The “Age of Man” raises central questions for philosophy and jurisprudence: who or what has or holds agency in the Anthropocene? How is agency wielded, enacted, employed? What party lays claim to advocacy – as representative claim or from a position of defense? When non-human entities – such as carbon dioxide, stock exchanges, or planetary technics – are powerful enough to restructure not only societies, but also to effect human law, an appropriate modification of how intercession is conceived seems expedient. With such grave consequences posed by actions and agents within the state of transition the Earth system is undergoing, there no longer re-mains a point in arguing between intentionality or unintentionality. The knowledge we have on hand makes clear: nothing can be called unintentional anymore.

Appeals for a “natural contract” as a necessary update to the social contract of the Moderns, or calls for a convocation of a “parliament of things” are commonplace within the humanities.
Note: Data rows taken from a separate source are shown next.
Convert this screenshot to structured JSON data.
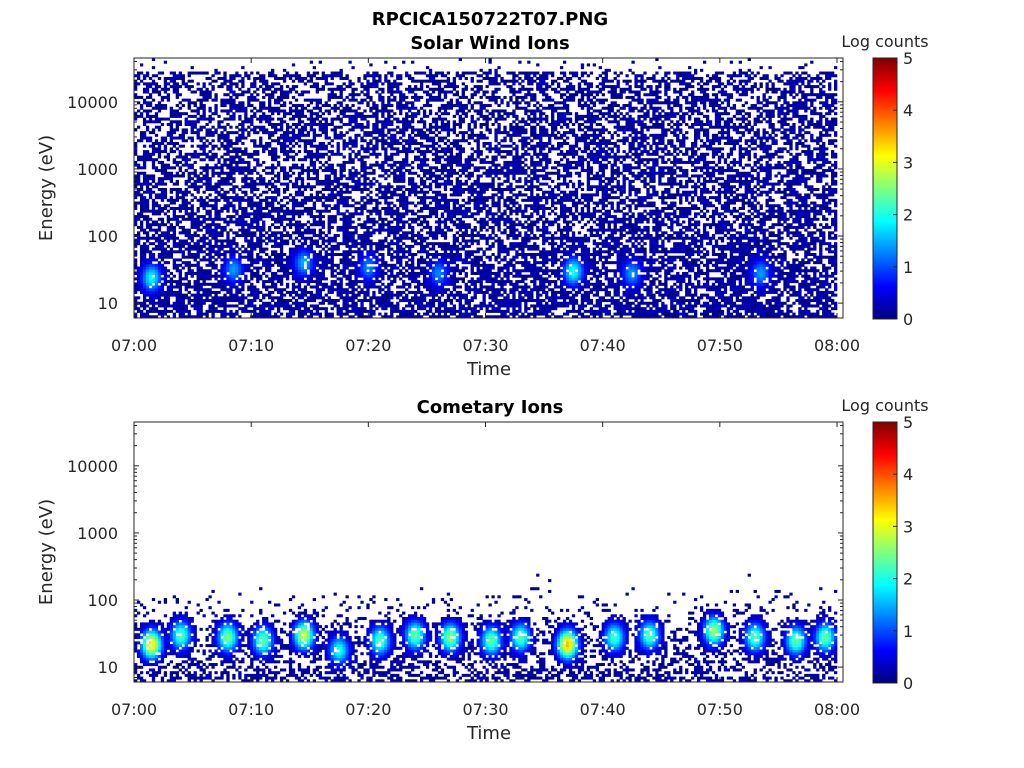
{
  "figure_title": "RPCICA150722T07.PNG",
  "colormap": {
    "name": "jet",
    "stops": [
      "#00007f",
      "#0000ff",
      "#007fff",
      "#00ffff",
      "#7fff7f",
      "#ffff00",
      "#ff7f00",
      "#ff0000",
      "#7f0000"
    ]
  },
  "chart_data": [
    {
      "type": "heatmap",
      "title": "Solar Wind Ions",
      "xlabel": "Time",
      "ylabel": "Energy (eV)",
      "x_ticks": [
        "07:00",
        "07:10",
        "07:20",
        "07:30",
        "07:40",
        "07:50",
        "08:00"
      ],
      "x_range": [
        "07:00",
        "08:00"
      ],
      "y_scale": "log",
      "y_ticks": [
        "10",
        "100",
        "1000",
        "10000"
      ],
      "y_range": [
        6,
        45000
      ],
      "colorbar": {
        "label": "Log counts",
        "ticks": [
          "0",
          "1",
          "2",
          "3",
          "4",
          "5"
        ],
        "range": [
          0,
          5
        ]
      },
      "density": {
        "base": 0.5,
        "low_energy_boost": 0.35,
        "floor_eV": 6,
        "ceiling_eV": 28000
      },
      "intensity_events": [
        {
          "time": "07:01.5",
          "energy_eV": 24,
          "log_counts": 1.9
        },
        {
          "time": "07:08.5",
          "energy_eV": 32,
          "log_counts": 1.4
        },
        {
          "time": "07:14.5",
          "energy_eV": 40,
          "log_counts": 1.5
        },
        {
          "time": "07:20",
          "energy_eV": 34,
          "log_counts": 1.3
        },
        {
          "time": "07:26",
          "energy_eV": 28,
          "log_counts": 1.3
        },
        {
          "time": "07:37.5",
          "energy_eV": 30,
          "log_counts": 2.0
        },
        {
          "time": "07:42.5",
          "energy_eV": 28,
          "log_counts": 1.4
        },
        {
          "time": "07:53.5",
          "energy_eV": 28,
          "log_counts": 1.4
        }
      ]
    },
    {
      "type": "heatmap",
      "title": "Cometary Ions",
      "xlabel": "Time",
      "ylabel": "Energy (eV)",
      "x_ticks": [
        "07:00",
        "07:10",
        "07:20",
        "07:30",
        "07:40",
        "07:50",
        "08:00"
      ],
      "x_range": [
        "07:00",
        "08:00"
      ],
      "y_scale": "log",
      "y_ticks": [
        "10",
        "100",
        "1000",
        "10000"
      ],
      "y_range": [
        6,
        45000
      ],
      "colorbar": {
        "label": "Log counts",
        "ticks": [
          "0",
          "1",
          "2",
          "3",
          "4",
          "5"
        ],
        "range": [
          0,
          5
        ]
      },
      "density": {
        "base": 0.015,
        "low_energy_boost": 0.85,
        "floor_eV": 6,
        "ceiling_eV": 150
      },
      "intensity_events": [
        {
          "time": "07:01.5",
          "energy_eV": 22,
          "log_counts": 3.3
        },
        {
          "time": "07:04",
          "energy_eV": 30,
          "log_counts": 2.3
        },
        {
          "time": "07:08",
          "energy_eV": 28,
          "log_counts": 2.5
        },
        {
          "time": "07:11",
          "energy_eV": 25,
          "log_counts": 2.4
        },
        {
          "time": "07:14.5",
          "energy_eV": 30,
          "log_counts": 2.9
        },
        {
          "time": "07:17.5",
          "energy_eV": 18,
          "log_counts": 2.0
        },
        {
          "time": "07:21",
          "energy_eV": 25,
          "log_counts": 2.3
        },
        {
          "time": "07:24",
          "energy_eV": 30,
          "log_counts": 2.4
        },
        {
          "time": "07:27",
          "energy_eV": 28,
          "log_counts": 2.6
        },
        {
          "time": "07:30.5",
          "energy_eV": 25,
          "log_counts": 2.4
        },
        {
          "time": "07:33",
          "energy_eV": 28,
          "log_counts": 2.3
        },
        {
          "time": "07:37",
          "energy_eV": 22,
          "log_counts": 3.5
        },
        {
          "time": "07:41",
          "energy_eV": 28,
          "log_counts": 2.2
        },
        {
          "time": "07:44",
          "energy_eV": 30,
          "log_counts": 2.3
        },
        {
          "time": "07:49.5",
          "energy_eV": 35,
          "log_counts": 2.7
        },
        {
          "time": "07:53",
          "energy_eV": 28,
          "log_counts": 2.3
        },
        {
          "time": "07:56.5",
          "energy_eV": 25,
          "log_counts": 2.4
        },
        {
          "time": "07:59",
          "energy_eV": 28,
          "log_counts": 2.4
        }
      ]
    }
  ]
}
Yet despite these conceptual propositions, urgent questions remain: who or what counts as a subject? Who and what constitute a political body? Who speaks for whom? How can a philosophy of agency reimagine not only the register of the subject, but the ethical entanglements of activity? How can jurisprudence adapt its codes, forms, and procedures to reflect the multi-agential realities of the Anthropocene? How can representation beyond-the-human be comprehended, if to be enacted?